Aids mata, e vai continuar matando por um bom tempo, segundo pesquisadores e médicos.
"Eu acho que é prematuro considerar a infecção pelo HIV como uma doença crônica em vez de uma fatal. Todos esperam que as novas terapias eventualmente tenham esse efeito, mas é muito cedo para se concluir agora. É possível que a resistência a drogas continue sendo um problema sério", disse à Folha o pesquisador John Moore, do Centro de Pesquisa da Aids Aaron Diamond e da Universidade Rockefeller, de Nova York.
Os novos regimes de tratamento são sofisticados quanto ao que fazem ao vírus.
As grandes estrelas são as drogas "inibidoras de protease", que impedem o funcionamento de uma proteína essencial ao vírus.
O médico clínico tem de relembrar suas aulas de biologia, pois entender como isso acontece exige saber o que é, como é, e como age um retrovírus (vírus cujo material genético não é o mais comum DNA -ácido desoxirribonucléico-, e sim o menos complexo RNA, ácido ribonucléico).
Além da questão básica de derrotar o HIV existem os detalhes aparentemente prosaicos do dia-a-dia do paciente.
Em um tubo de ensaio, um coquetel de drogas pode dar um bom resultado. Na prática, o mesmo resultado pode significar ter de tomar um número desagradavelmente alto de comprimidos, em várias horas do dia, com efeitos colaterais indesejáveis.
"E é preciso lembrar também do custo de tudo isso", diz Moore. São drogas caras, especialmente para aidéticos dos países pobres.
"Houve um progresso significativo nos últimos anos, mas a luta contra a Aids está longe de terminar", diz o pesquisador.

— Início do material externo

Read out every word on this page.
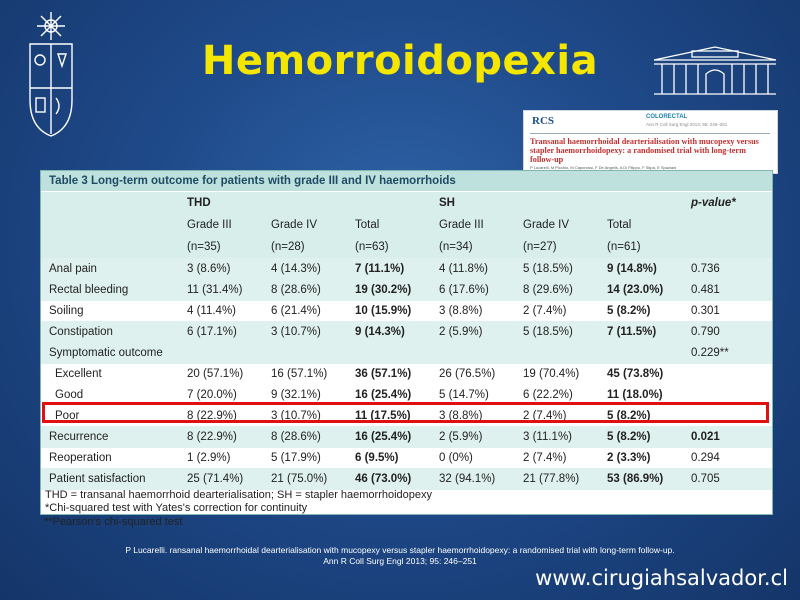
Hemorroidopexia
RCS	COLORECTAL
Ann R Coll Surg Engl 2013; 95: 246–251
Transanal haemorrhoidal dearterialisation with mucopexy versus stapler haemorrhoidopexy: a randomised trial with long-term follow-up
P Lucarelli, M Picchio, M Caporossi, F De Angelis, A Di Filippo, F Stipa, E Spaziani
Table 3 Long-term outcome for patients with grade III and IV haemorrhoids
THD	SH	p-value*
Grade III	Grade IV	Total	Grade III	Grade IV	Total
(n=35)	(n=28)	(n=63)	(n=34)	(n=27)	(n=61)
Anal pain	3 (8.6%)	4 (14.3%)	7 (11.1%)	4 (11.8%)	5 (18.5%)	9 (14.8%)	0.736
Rectal bleeding	11 (31.4%) 8 (28.6%)	19 (30.2%) 6 (17.6%)	8 (29.6%)	14 (23.0%) 0.481
Soiling	4 (11.4%)	6 (21.4%)	10 (15.9%) 3 (8.8%)	2 (7.4%)	5 (8.2%)	0.301
Constipation	6 (17.1%)	3 (10.7%)	9 (14.3%)	2 (5.9%)	5 (18.5%)	7 (11.5%)	0.790
Symptomatic outcome	0.229**
Excellent	20 (57.1%) 16 (57.1%) 36 (57.1%) 26 (76.5%) 19 (70.4%) 45 (73.8%)
Good	7 (20.0%)	9 (32.1%)	16 (25.4%) 5 (14.7%)	6 (22.2%)	11 (18.0%)
Poor	8 (22.9%)	3 (10.7%)	11 (17.5%) 3 (8.8%)	2 (7.4%)	5 (8.2%)
Recurrence	8 (22.9%)	8 (28.6%)	16 (25.4%) 2 (5.9%)	3 (11.1%)	5 (8.2%)	0.021
Reoperation	1 (2.9%)	5 (17.9%)	6 (9.5%)	0 (0%)	2 (7.4%)	2 (3.3%)	0.294
Patient satisfaction	25 (71.4%) 21 (75.0%) 46 (73.0%) 32 (94.1%) 21 (77.8%) 53 (86.9%) 0.705
THD = transanal haemorrhoid dearterialisation; SH = stapler haemorrhoidopexy
*Chi-squared test with Yates's correction for continuity
**Pearson's chi-squared test
P Lucarelli. ransanal haemorrhoidal dearterialisation with mucopexy versus stapler haemorrhoidopexy: a randomised trial with long-term follow-up.
Ann R Coll Surg Engl 2013; 95: 246–251
www.cirugiahsalvador.cl
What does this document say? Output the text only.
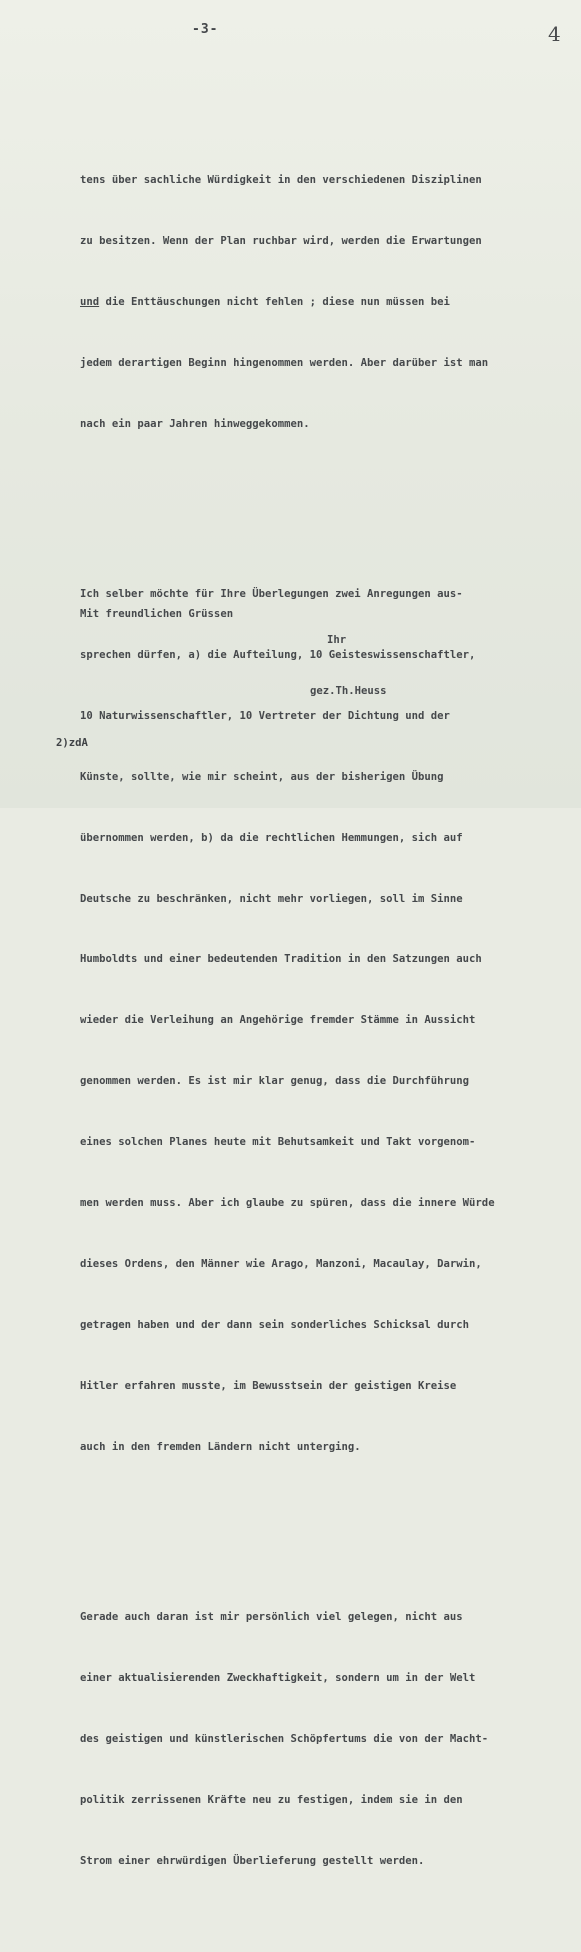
-3-	4

tens über sachliche Würdigkeit in den verschiedenen Disziplinen

zu besitzen. Wenn der Plan ruchbar wird, werden die Erwartungen

und die Enttäuschungen nicht fehlen ; diese nun müssen bei

jedem derartigen Beginn hingenommen werden. Aber darüber ist man

nach ein paar Jahren hinweggekommen.

Ich selber möchte für Ihre Überlegungen zwei Anregungen aus-

sprechen dürfen, a) die Aufteilung, 10 Geisteswissenschaftler,

10 Naturwissenschaftler, 10 Vertreter der Dichtung und der

Künste, sollte, wie mir scheint, aus der bisherigen Übung

übernommen werden, b) da die rechtlichen Hemmungen, sich auf

Deutsche zu beschränken, nicht mehr vorliegen, soll im Sinne

Humboldts und einer bedeutenden Tradition in den Satzungen auch

wieder die Verleihung an Angehörige fremder Stämme in Aussicht

genommen werden. Es ist mir klar genug, dass die Durchführung

eines solchen Planes heute mit Behutsamkeit und Takt vorgenom-

men werden muss. Aber ich glaube zu spüren, dass die innere Würde

dieses Ordens, den Männer wie Arago, Manzoni, Macaulay, Darwin,

getragen haben und der dann sein sonderliches Schicksal durch

Hitler erfahren musste, im Bewusstsein der geistigen Kreise

auch in den fremden Ländern nicht unterging.

Gerade auch daran ist mir persönlich viel gelegen, nicht aus

einer aktualisierenden Zweckhaftigkeit, sondern um in der Welt

des geistigen und künstlerischen Schöpfertums die von der Macht-

politik zerrissenen Kräfte neu zu festigen, indem sie in den

Strom einer ehrwürdigen Überlieferung gestellt werden.

Mit freundlichen Grüssen
Ihr
gez.Th.Heuss
2)zdA
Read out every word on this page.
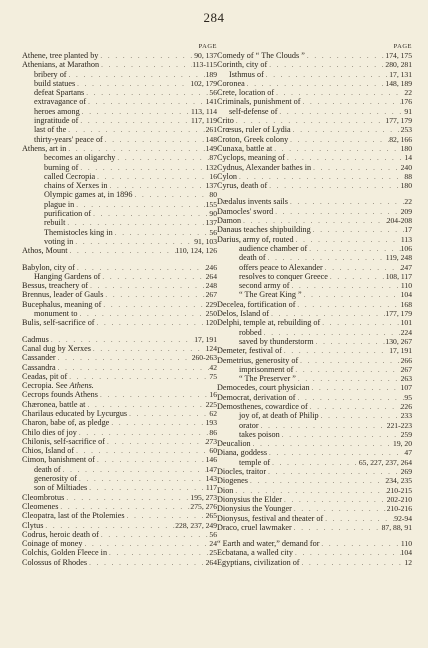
284
PAGE
Athene, tree planted by . . .	90, 137
Athenians, at Marathon . . .	113-115
bribery of . . .	189
build statues . . .	102, 179
defeat Spartans . . .	56
extravagance of . . .	141
heroes among . . .	113, 114
ingratitude of . . .	117, 119
last of the . . .	261
thirty-years' peace of . . .	148
Athens, art in . . .	149
becomes an oligarchy . . .	87
burning of . . .	132
called Cecropia . . .	16
chains of Xerxes in . . .	137
Olympic games at, in 1896 . . .	80
plague in . . .	155
purification of . . .	90
rebuilt . . .	137
Themistocles king in . . .	56
voting in . . .	91, 103
Athos, Mount . . .	110, 124, 126
Babylon, city of . . .	246
Hanging Gardens of . . .	264
Bessus, treachery of . . .	248
Brennus, leader of Gauls . . .	267
Bucephalus, meaning of . . .	229
monument to . . .	250
Bulis, self-sacrifice of . . .	120
Cadmus . . .	17, 191
Canal dug by Xerxes . . .	124
Cassander . . .	260-263
Cassandra . . .	42
Ceadas, pit of . . .	75
Cecropia. See Athens.
Cecrops founds Athens . . .	16
Chæronea, battle at . . .	225
Charilaus educated by Lycurgus . . .	62
Charon, babe of, as pledge . . .	193
Chilo dies of joy . . .	86
Chilonis, self-sacrifice of . . .	273
Chios, Island of . . .	60
Cimon, banishment of . . .	146
death of . . .	147
generosity of . . .	143
son of Miltiades . . .	117
Cleombrotus . . .	195, 273
Cleomenes . . .	275, 276
Cleopatra, last of the Ptolemies . . .	265
Clytus . . .	228, 237, 249
Codrus, heroic death of . . .	56
Coinage of money . . .	24
Colchis, Golden Fleece in . . .	25
Colossus of Rhodes . . .	264
PAGE
Comedy of “ The Clouds ” . . .	174, 175
Corinth, city of . . .	280, 281
Isthmus of . . .	17, 131
Coronea . . .	148, 189
Crete, location of . . .	22
Criminals, punishment of . . .	176
self-defense of . . .	91
Crito . . .	177, 179
Crœsus, ruler of Lydia . . .	253
Croton, Greek colony . . .	82, 166
Cunaxa, battle at . . .	180
Cyclops, meaning of . . .	14
Cydnus, Alexander bathes in . . .	240
Cylon . . .	88
Cyrus, death of . . .	180
Dædalus invents sails . . .	22
Damocles' sword . . .	209
Damon . . .	204-208
Danaus teaches shipbuilding . . .	17
Darius, army of, routed . . .	113
audience chamber of . . .	106
death of . . .	119, 248
offers peace to Alexander . . .	247
resolves to conquer Greece . . .	108, 117
second army of . . .	110
“ The Great King ” . . .	104
Decelea, fortification of . . .	168
Delos, Island of . . .	177, 179
Delphi, temple at, rebuilding of . . .	101
robbed . . .	224
saved by thunderstorm . . .	130, 267
Demeter, festival of . . .	17, 191
Demetrius, generosity of . . .	266
imprisonment of . . .	267
“ The Preserver ” . . .	263
Democedes, court physician . . .	107
Democrat, derivation of . . .	95
Demosthenes, cowardice of . . .	226
joy of, at death of Philip . . .	233
orator . . .	221-223
takes poison . . .	259
Deucalion . . .	19, 20
Diana, goddess . . .	47
temple of . . .	65, 227, 237, 264
Diocles, traitor . . .	269
Diogenes . . .	234, 235
Dion . . .	210-215
Dionysius the Elder . . .	202-210
Dionysius the Younger . . .	210-216
Dionysus, festival and theater of . . .	92-94
Draco, cruel lawmaker . . .	87, 88, 91
“ Earth and water,” demand for . . .	110
Ecbatana, a walled city . . .	104
Egyptians, civilization of . . .	12
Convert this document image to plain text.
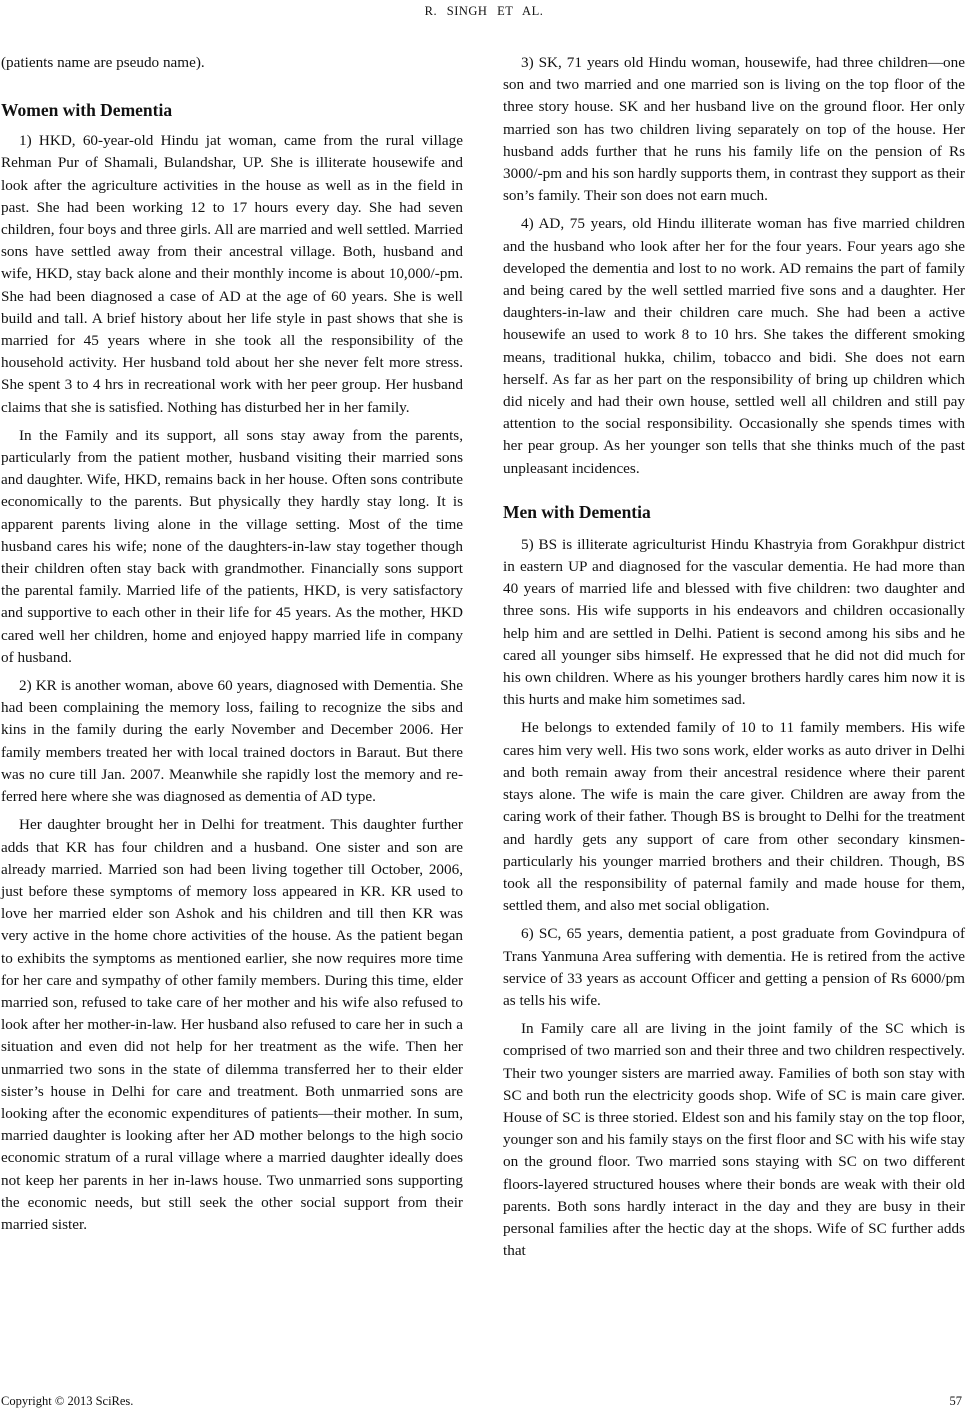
R. SINGH ET AL.

(patients name are pseudo name).

Women with Dementia

1) HKD, 60-year-old Hindu jat woman, came from the rural village Rehman Pur of Shamali, Bulandshar, UP. She is illiterate housewife and look after the agriculture activities in the house as well as in the field in past. She had been working 12 to 17 hours every day. She had seven children, four boys and three girls. All are married and well settled. Married sons have settled away from their ancestral village. Both, husband and wife, HKD, stay back alone and their monthly income is about 10,000/-pm. She had been diagnosed a case of AD at the age of 60 years. She is well build and tall. A brief history about her life style in past shows that she is married for 45 years where in she took all the responsibility of the household activity. Her husband told about her she never felt more stress. She spent 3 to 4 hrs in recreational work with her peer group. Her husband claims that she is satisfied. Nothing has disturbed her in her family.

In the Family and its support, all sons stay away from the parents, particularly from the patient mother, husband visiting their married sons and daughter. Wife, HKD, remains back in her house. Often sons contribute economically to the parents. But physically they hardly stay long. It is apparent parents living alone in the village setting. Most of the time husband cares his wife; none of the daughters-in-law stay together though their children often stay back with grandmother. Financially sons support the parental family. Married life of the patients, HKD, is very satisfactory and supportive to each other in their life for 45 years. As the mother, HKD cared well her children, home and enjoyed happy married life in company of husband.

2) KR is another woman, above 60 years, diagnosed with Dementia. She had been complaining the memory loss, failing to recognize the sibs and kins in the family during the early November and December 2006. Her family members treated her with local trained doctors in Baraut. But there was no cure till Jan. 2007. Meanwhile she rapidly lost the memory and referred here where she was diagnosed as dementia of AD type.

Her daughter brought her in Delhi for treatment. This daughter further adds that KR has four children and a husband. One sister and son are already married. Married son had been living together till October, 2006, just before these symptoms of memory loss appeared in KR. KR used to love her married elder son Ashok and his children and till then KR was very active in the home chore activities of the house. As the patient began to exhibits the symptoms as mentioned earlier, she now requires more time for her care and sympathy of other family members. During this time, elder married son, refused to take care of her mother and his wife also refused to look after her mother-in-law. Her husband also refused to care her in such a situation and even did not help for her treatment as the wife. Then her unmarried two sons in the state of dilemma transferred her to their elder sister’s house in Delhi for care and treatment. Both unmarried sons are looking after the economic expenditures of patients—their mother. In sum, married daughter is looking after her AD mother belongs to the high socio economic stratum of a rural village where a married daughter ideally does not keep her parents in her in-laws house. Two unmarried sons supporting the economic needs, but still seek the other social support from their married sister.

3) SK, 71 years old Hindu woman, housewife, had three children—one son and two married and one married son is living on the top floor of the three story house. SK and her husband live on the ground floor. Her only married son has two children living separately on top of the house. Her husband adds further that he runs his family life on the pension of Rs 3000/-pm and his son hardly supports them, in contrast they support as their son’s family. Their son does not earn much.

4) AD, 75 years, old Hindu illiterate woman has five married children and the husband who look after her for the four years. Four years ago she developed the dementia and lost to no work. AD remains the part of family and being cared by the well settled married five sons and a daughter. Her daughters-in-law and their children care much. She had been a active housewife an used to work 8 to 10 hrs. She takes the different smoking means, traditional hukka, chilim, tobacco and bidi. She does not earn herself. As far as her part on the responsibility of bring up children which did nicely and had their own house, settled well all children and still pay attention to the social responsibility. Occasionally she spends times with her pear group. As her younger son tells that she thinks much of the past unpleasant incidences.

Men with Dementia

5) BS is illiterate agriculturist Hindu Khastryia from Gorakhpur district in eastern UP and diagnosed for the vascular dementia. He had more than 40 years of married life and blessed with five children: two daughter and three sons. His wife supports in his endeavors and children occasionally help him and are settled in Delhi. Patient is second among his sibs and he cared all younger sibs himself. He expressed that he did not did much for his own children. Where as his younger brothers hardly cares him now it is this hurts and make him sometimes sad.

He belongs to extended family of 10 to 11 family members. His wife cares him very well. His two sons work, elder works as auto driver in Delhi and both remain away from their ancestral residence where their parent stays alone. The wife is main the care giver. Children are away from the caring work of their father. Though BS is brought to Delhi for the treatment and hardly gets any support of care from other secondary kinsmenparticularly his younger married brothers and their children. Though, BS took all the responsibility of paternal family and made house for them, settled them, and also met social obligation.

6) SC, 65 years, dementia patient, a post graduate from Govindpura of Trans Yanmuna Area suffering with dementia. He is retired from the active service of 33 years as account Officer and getting a pension of Rs 6000/pm as tells his wife.

In Family care all are living in the joint family of the SC which is comprised of two married son and their three and two children respectively. Their two younger sisters are married away. Families of both son stay with SC and both run the electricity goods shop. Wife of SC is main care giver. House of SC is three storied. Eldest son and his family stay on the top floor, younger son and his family stays on the first floor and SC with his wife stay on the ground floor. Two married sons staying with SC on two different floors-layered structured houses where their bonds are weak with their old parents. Both sons hardly interact in the day and they are busy in their personal families after the hectic day at the shops. Wife of SC further adds that

Copyright © 2013 SciRes.	57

Outro cientista envolvido na pesquisa de terapias contra a doença reconhece o valor dos novos avanços, mas tem opinião parecida. "É muito cedo para saber se os benefícios serão duradouros", declara Philip Murphy, pesquisador do NIH (National Institutes of Health, Institutos Nacionais de Saúde, de Bethesda, Maryland, sul dos EUA).
E de fato são benefícios impressionantes. Os tratamentos baseados nos inibidores de protease "reduzem dramaticamente" a carga viral na maioria das pessoas infectadas, às vezes a níveis impossíveis de detecção no sangue.
O resultado dessas terapias é fácil de ser percebido por leigos. O doente aumenta de peso, melhora o apetite e apresenta maior atividade.
"Na minha opinião, qualquer declaração baseada nos dados hoje disponíveis, sugerindo que uma cura está próxima ou de que a Aids é uma doença crônica e controlável, é injustificada e irresponsável", diz Murphy.
Mesmo que a ciência tenha conseguido derrotar 99% dos vírus, o 1% que sobra é capaz de matar o paciente, mesmo que leve mais tempo. Pois, como lembram esses e outros cientistas, Aids mata. Sempre.